Microsoft President Brad Smith mentioned that police in New Delhi recently trialled facial recognition technology and identified almost 3,000 missing children in four days.
Similarly, historians in the US have used the technology to identify the portraits of unknown soldiers in Civil War photographs taken in the 1860s. Researchers successfully used facial recognition software to diagnose a rare, genetic disease in Africans, Asians and Latin Americans. And in October, the National Australia Bank designed a proof of concept to enable customers to withdraw money from an Automatic Teller Machine using facial recognition and a PIN.
But at the same time, the potential for abuse of this technology is huge, Smith said, adding that certain uses of this technology could lead to biased decisions and discrimination.
Moreover, the widespread use of this technology can lead to new intrusions into people’s privacy, he said.
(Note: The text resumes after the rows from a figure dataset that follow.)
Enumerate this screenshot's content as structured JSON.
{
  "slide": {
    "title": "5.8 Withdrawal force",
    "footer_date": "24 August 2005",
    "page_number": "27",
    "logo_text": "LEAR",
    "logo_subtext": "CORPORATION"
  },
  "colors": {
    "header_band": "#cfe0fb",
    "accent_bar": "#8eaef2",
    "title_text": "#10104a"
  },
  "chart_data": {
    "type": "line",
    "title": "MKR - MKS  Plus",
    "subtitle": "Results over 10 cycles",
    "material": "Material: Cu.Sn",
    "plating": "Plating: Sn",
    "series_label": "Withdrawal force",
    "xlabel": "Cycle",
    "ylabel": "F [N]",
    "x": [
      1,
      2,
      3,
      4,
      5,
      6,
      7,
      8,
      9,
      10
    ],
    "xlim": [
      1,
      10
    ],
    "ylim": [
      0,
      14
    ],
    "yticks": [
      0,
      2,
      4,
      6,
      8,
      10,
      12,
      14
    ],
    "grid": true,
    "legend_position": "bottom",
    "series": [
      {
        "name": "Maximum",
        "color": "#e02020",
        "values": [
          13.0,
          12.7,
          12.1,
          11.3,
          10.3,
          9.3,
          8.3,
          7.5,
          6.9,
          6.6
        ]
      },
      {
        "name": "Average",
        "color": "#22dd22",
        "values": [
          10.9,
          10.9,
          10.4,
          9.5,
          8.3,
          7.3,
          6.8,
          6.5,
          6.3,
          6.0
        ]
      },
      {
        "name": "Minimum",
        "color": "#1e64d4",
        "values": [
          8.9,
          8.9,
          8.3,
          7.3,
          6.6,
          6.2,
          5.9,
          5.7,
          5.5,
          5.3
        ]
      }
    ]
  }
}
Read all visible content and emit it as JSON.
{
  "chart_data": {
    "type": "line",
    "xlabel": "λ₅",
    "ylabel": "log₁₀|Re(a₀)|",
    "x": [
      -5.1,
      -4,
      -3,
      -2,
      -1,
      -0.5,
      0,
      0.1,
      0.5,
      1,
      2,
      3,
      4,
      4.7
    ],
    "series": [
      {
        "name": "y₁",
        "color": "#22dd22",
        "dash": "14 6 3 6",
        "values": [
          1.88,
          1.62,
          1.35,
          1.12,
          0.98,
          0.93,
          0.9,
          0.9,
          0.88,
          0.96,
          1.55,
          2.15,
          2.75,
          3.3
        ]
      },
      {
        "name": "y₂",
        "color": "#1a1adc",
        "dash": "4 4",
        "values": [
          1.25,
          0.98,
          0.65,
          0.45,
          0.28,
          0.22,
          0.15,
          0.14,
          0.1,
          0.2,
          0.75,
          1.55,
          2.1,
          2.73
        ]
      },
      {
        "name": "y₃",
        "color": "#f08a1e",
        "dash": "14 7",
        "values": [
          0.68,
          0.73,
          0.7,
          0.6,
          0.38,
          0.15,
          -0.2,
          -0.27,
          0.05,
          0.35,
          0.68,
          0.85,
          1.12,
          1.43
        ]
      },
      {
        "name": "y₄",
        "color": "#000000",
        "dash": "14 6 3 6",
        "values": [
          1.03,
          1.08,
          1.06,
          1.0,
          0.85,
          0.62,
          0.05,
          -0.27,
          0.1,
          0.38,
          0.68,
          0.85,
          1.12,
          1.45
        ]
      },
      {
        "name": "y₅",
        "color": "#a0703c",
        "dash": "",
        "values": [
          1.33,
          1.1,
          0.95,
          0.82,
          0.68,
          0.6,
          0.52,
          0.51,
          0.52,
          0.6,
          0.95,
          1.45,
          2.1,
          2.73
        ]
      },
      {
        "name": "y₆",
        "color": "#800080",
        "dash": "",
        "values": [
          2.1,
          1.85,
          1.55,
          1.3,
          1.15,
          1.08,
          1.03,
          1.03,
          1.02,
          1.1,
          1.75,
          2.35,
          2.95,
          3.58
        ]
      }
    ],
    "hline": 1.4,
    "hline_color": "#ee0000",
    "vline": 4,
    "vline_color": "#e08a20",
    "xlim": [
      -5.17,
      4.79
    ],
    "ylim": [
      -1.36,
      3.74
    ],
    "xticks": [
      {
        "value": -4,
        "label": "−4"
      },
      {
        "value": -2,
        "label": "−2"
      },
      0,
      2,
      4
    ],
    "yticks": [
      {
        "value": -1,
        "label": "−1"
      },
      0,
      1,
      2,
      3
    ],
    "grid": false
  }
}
“The use of facial recognition technology by a government for mass surveillance can encroach on democratic freedoms,” Smith added.
“While we believe that new laws and regulations are indispensable, we also recognise that they are not a substitute for the responsibility that needs to be exercised by tech companies,” he said.
Microsoft is one of several companies playing a leading role in developing facial recognition technology.
The company, Smith said, would start adopting new principles to manage the issues surrounding facial recognition technology in the first quarter of 2019.